Дети – роли без слов и действия

Сенека в своих трагедиях иногда выводил детей на сцену (вернее, актеров, игравших их роли). Дети богов или царей (других детей античная трагедия «не знает») так или иначе гибнут – в гибели их основная драматургическая функция. Кроме того, дети-персонажи выступают ходячими доказательствами страстей главных персонажей – мстительности, жестокости, безумия и т.п. Все это роли без слов и практически без действия.

Стоическая идея и образ ребенка-царя

Исключение составляет единственная реплика «Мать, пожалей!», которую произносит в трагедии «Троянки» сын погибшего троянца Гектора, ребенок-царь Астианакс в ответ на стоический призыв матери Андромахи умереть свободным. Однако и эта реплика, будто бы намечающая психологическую разработку образа, не дает персонажу самостоятельного значения в трагедии. Образ ребенка последовательно служит «лепным материалом» для более важных фигур – смятенной Андромахи, великодушного Геркулеса, жестокосердного Улисса. Наследник Трои, теряющий ее в момент наследования, являет собой образец староримского идеала человека: он свободен – в подчинении воле старших (матери) и в принятии смерти. Вместе с тем он не равнодушен к жизни – этот момент уже определяет идеологию жизнелюбия, культивируемую так называемым сенатским «меньшинством», к которому принадлежал и Сенека.

Плач ребенка-царя

Примечателен стилевой прием, с помощью которого Сенека не сообщает впрямую о слезах Астианакса, но ясным намеком отсылает к историческому примеру плача царя-ребенка. Андромаха говорит о давней победе Геркулеса над Лаомедонтом и наследном сыне его Приаме, она приводит беспощадному Улиссу пример Геркулеса, некогда пощадившего малолетнего врага:

И прежде пришлось Трое слышать плач

Ребенка-царя: малолетний Приам

Алкида смирил свирепого гнев.

Тот безудержный, тот, чья огромная мощь

Чудовищных всех одолела зверей,

Кто, Дита дверей запоры взломав,

Из мрака путь проложил назад,

Побежден был слезой младенца-врага

И сказал: «Возьми правленья бразды,

На престоле сиди, как отец твой, но

Не наследуй с жезлом вероломства его [2].

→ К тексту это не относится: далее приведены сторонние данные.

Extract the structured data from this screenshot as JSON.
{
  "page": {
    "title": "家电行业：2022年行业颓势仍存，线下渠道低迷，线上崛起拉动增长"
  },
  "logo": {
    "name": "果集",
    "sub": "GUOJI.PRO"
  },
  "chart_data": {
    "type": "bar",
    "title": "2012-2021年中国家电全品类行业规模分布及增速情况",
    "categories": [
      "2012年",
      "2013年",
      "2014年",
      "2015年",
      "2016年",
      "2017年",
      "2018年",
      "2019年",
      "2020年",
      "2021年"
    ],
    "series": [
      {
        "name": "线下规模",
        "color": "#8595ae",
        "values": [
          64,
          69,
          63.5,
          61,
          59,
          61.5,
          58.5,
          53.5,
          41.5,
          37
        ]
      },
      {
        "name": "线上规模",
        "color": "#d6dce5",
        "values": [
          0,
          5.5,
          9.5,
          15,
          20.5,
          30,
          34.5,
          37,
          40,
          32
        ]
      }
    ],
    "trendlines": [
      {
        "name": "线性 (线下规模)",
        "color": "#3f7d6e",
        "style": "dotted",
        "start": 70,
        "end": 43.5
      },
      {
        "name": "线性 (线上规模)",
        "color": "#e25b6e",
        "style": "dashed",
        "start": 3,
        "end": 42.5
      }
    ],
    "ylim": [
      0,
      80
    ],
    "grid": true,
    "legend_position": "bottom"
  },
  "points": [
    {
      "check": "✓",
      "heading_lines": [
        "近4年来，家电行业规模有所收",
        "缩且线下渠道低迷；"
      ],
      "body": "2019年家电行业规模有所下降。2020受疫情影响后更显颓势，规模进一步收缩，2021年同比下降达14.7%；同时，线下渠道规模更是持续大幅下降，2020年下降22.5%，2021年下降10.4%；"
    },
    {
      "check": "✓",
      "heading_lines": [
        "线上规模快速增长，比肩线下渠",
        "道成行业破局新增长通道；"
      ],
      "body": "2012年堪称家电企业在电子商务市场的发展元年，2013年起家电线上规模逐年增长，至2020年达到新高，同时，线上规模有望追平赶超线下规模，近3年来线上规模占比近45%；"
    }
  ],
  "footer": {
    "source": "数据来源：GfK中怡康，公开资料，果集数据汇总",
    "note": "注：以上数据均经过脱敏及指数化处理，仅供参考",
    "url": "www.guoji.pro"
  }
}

Поскольку сенековские «Троянки» ближе не к еврипидовым источникам – трагедиям «Гекуба» и «Троянки», а к римским историческим трагедиям, утверждению «римского мифа» помешало бы наглядное изображение на сцене детской слабости – слез. По обыкновению людей античной культуры, больше доверяли глазам, чем слуху. Словесное выражение детской слабости – «Мать, пожалей!» – все же не так явно выдает состояние ребенка. «Модернизация» еврипидовых «Троянок» привела к тому, что полумифический ребенок Приам мог плакать, а его малолетний внук, личность для римлян «историческая», – плакать не мог. С более «современного» Астианакса могли брать пример юные римляне. В их числе вполне мог оказаться царственный воспитанник Сенеки – Нерон.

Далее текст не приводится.